Pagès is passionate about the importance of nature in the lives of children and young adults, and she uses the book to expand on this message.

“I feel like young people are getting more and more into their gadgets, and they are becoming so disconnected from nature they hardly see anything outside of their screens,” Pagès said as she imitated someone looking down at their phone. “In a way, Lucy being locked in her room is like today’s youth being ‘locked’ inside of a screen.”

Pagès grew up in Kent, England and she described nature as “her childhood toy.” When she was eight-years-old, she wrote her first poem while sitting up in a tree. In the novel there is a similar scene, painted by Pagès herself, where Lucy is crawling into a tree.

Courtesy art from painter Christina Pagès. The scene portrayed in the painting alludes to the first time she ever wrote a poem when she was 8-years-old, sitting up in a tree.

Christina Pagès
Courtesy art from painter Christina Pagès.

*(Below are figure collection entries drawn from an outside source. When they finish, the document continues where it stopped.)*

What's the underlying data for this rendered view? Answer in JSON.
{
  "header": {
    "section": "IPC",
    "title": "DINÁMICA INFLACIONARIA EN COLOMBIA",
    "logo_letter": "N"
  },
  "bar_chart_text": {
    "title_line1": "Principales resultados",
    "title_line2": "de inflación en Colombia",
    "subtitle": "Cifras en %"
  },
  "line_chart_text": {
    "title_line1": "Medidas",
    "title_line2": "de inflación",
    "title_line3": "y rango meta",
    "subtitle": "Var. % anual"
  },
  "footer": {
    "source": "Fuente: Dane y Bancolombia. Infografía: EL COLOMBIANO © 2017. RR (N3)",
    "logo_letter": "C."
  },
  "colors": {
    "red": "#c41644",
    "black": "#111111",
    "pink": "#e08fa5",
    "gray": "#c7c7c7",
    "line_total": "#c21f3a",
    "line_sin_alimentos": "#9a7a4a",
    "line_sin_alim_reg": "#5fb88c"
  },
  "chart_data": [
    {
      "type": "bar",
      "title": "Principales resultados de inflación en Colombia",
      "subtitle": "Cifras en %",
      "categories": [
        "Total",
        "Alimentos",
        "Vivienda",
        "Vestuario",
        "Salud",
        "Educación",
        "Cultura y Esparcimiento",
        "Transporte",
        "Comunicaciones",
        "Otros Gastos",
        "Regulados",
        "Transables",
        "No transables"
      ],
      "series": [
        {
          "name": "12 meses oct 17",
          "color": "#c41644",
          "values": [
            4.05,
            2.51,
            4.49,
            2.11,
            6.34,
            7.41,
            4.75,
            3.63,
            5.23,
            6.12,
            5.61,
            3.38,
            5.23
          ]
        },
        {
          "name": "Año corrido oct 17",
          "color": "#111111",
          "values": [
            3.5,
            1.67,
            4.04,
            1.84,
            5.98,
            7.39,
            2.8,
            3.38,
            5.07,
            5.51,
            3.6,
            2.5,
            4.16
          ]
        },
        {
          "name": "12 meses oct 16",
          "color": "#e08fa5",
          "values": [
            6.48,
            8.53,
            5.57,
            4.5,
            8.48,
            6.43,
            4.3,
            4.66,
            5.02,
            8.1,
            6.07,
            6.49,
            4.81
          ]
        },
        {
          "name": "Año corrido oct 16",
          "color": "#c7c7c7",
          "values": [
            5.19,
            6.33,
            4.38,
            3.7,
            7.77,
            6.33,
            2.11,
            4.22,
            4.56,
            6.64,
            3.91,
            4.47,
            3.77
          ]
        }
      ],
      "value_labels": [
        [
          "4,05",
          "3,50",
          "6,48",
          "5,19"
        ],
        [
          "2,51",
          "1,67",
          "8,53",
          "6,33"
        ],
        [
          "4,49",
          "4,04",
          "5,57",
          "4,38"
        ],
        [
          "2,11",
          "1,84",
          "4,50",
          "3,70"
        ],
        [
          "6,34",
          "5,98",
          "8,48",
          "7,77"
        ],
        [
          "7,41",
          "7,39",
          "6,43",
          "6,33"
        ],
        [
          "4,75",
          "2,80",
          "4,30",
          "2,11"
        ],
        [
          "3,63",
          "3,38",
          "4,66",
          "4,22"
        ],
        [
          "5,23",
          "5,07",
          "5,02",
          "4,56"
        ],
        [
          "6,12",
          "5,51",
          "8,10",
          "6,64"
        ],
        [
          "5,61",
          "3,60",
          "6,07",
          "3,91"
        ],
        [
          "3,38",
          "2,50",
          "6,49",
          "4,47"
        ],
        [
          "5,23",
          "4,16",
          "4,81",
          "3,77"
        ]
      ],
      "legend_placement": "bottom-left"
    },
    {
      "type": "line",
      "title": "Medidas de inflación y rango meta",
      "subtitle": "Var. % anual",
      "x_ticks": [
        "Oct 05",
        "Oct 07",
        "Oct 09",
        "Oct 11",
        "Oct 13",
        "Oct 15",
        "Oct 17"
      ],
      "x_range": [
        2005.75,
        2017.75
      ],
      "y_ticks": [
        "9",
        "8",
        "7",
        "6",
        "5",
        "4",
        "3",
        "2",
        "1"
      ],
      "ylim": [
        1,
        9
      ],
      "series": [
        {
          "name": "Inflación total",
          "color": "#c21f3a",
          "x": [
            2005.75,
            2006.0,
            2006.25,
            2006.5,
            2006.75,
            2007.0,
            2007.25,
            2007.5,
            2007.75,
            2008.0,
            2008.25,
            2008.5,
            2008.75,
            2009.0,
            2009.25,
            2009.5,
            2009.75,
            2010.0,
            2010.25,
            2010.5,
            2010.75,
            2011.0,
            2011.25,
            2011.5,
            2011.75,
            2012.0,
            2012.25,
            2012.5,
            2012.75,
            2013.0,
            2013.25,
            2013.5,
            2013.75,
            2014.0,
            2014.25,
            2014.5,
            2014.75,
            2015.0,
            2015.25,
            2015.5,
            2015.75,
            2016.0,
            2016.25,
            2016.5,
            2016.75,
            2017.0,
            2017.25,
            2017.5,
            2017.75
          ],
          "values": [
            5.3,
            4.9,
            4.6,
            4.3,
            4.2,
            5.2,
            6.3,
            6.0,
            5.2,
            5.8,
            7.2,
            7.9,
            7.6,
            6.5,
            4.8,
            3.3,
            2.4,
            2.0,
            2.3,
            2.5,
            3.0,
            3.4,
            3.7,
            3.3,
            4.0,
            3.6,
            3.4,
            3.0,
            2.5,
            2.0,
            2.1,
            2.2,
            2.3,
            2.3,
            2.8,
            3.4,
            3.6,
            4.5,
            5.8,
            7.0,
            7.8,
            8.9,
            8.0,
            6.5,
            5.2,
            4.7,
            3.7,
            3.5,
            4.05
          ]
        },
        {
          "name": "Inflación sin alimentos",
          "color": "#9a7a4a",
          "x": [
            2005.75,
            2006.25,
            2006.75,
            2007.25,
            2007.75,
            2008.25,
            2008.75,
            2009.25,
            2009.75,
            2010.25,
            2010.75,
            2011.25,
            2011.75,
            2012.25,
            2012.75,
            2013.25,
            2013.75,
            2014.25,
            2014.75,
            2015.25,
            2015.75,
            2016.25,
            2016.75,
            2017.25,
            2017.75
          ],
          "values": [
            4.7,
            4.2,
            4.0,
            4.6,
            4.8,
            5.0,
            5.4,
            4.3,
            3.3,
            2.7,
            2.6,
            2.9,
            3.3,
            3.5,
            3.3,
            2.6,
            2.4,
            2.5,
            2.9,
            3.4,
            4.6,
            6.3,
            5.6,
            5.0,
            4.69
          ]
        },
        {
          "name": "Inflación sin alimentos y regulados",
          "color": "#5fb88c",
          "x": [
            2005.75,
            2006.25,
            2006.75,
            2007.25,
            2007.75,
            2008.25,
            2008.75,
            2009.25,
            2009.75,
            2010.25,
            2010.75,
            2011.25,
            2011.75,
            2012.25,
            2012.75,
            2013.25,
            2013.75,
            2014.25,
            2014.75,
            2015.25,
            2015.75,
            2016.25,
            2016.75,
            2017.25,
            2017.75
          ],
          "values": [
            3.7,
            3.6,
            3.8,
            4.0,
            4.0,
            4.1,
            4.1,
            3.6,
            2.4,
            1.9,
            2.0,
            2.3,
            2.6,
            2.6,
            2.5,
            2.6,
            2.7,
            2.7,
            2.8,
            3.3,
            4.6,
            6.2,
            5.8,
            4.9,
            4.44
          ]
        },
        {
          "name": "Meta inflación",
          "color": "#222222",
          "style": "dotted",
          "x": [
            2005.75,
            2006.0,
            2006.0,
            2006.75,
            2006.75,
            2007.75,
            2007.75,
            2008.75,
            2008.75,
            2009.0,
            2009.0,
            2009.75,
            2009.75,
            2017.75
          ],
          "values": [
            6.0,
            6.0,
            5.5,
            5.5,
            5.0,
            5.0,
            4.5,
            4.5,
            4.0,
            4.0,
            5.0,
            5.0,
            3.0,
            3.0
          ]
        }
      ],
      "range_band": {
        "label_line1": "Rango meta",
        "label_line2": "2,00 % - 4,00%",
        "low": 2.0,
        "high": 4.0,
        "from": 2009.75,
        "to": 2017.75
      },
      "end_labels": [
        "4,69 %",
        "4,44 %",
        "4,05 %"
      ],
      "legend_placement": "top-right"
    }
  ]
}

The scene portrayed in the painting alludes to the first time she ever wrote a poem when she was 8-years-old, sitting up in a tree.

She explained that her own childhood growing up in Kent was in many ways parallel to Lucy’s in that her self-discovery and growth was connected to nature.

Pagés moved to the United States in 1970, where she had her four children and earned her doctorate in English at the University of South Carolina. She has won several awards for her different poetry collections.

“I would say first and foremost I think of myself as a poet and this children’s writing is just something I’ve done for the last five years or so,” Pagès explained. “I also paint, and I’ve done all the paintings in ‘Lucy in Her Secret Wood’ myself.”  

While a longtime poet, Pagès says she writes children’s books for a different reason.

“If you can’t make a plot work in an adult novel, you’ve got to find something reasonable, right? But in a children’s book, you can just use a bit of magic. You can just kind of take a leap. It’s like, the sky’s the limit.”

Pagès is currently working on her next two books in the series, “The Woodland Adventure of Lucy and Will” and “Lucy and the School of Wonder.”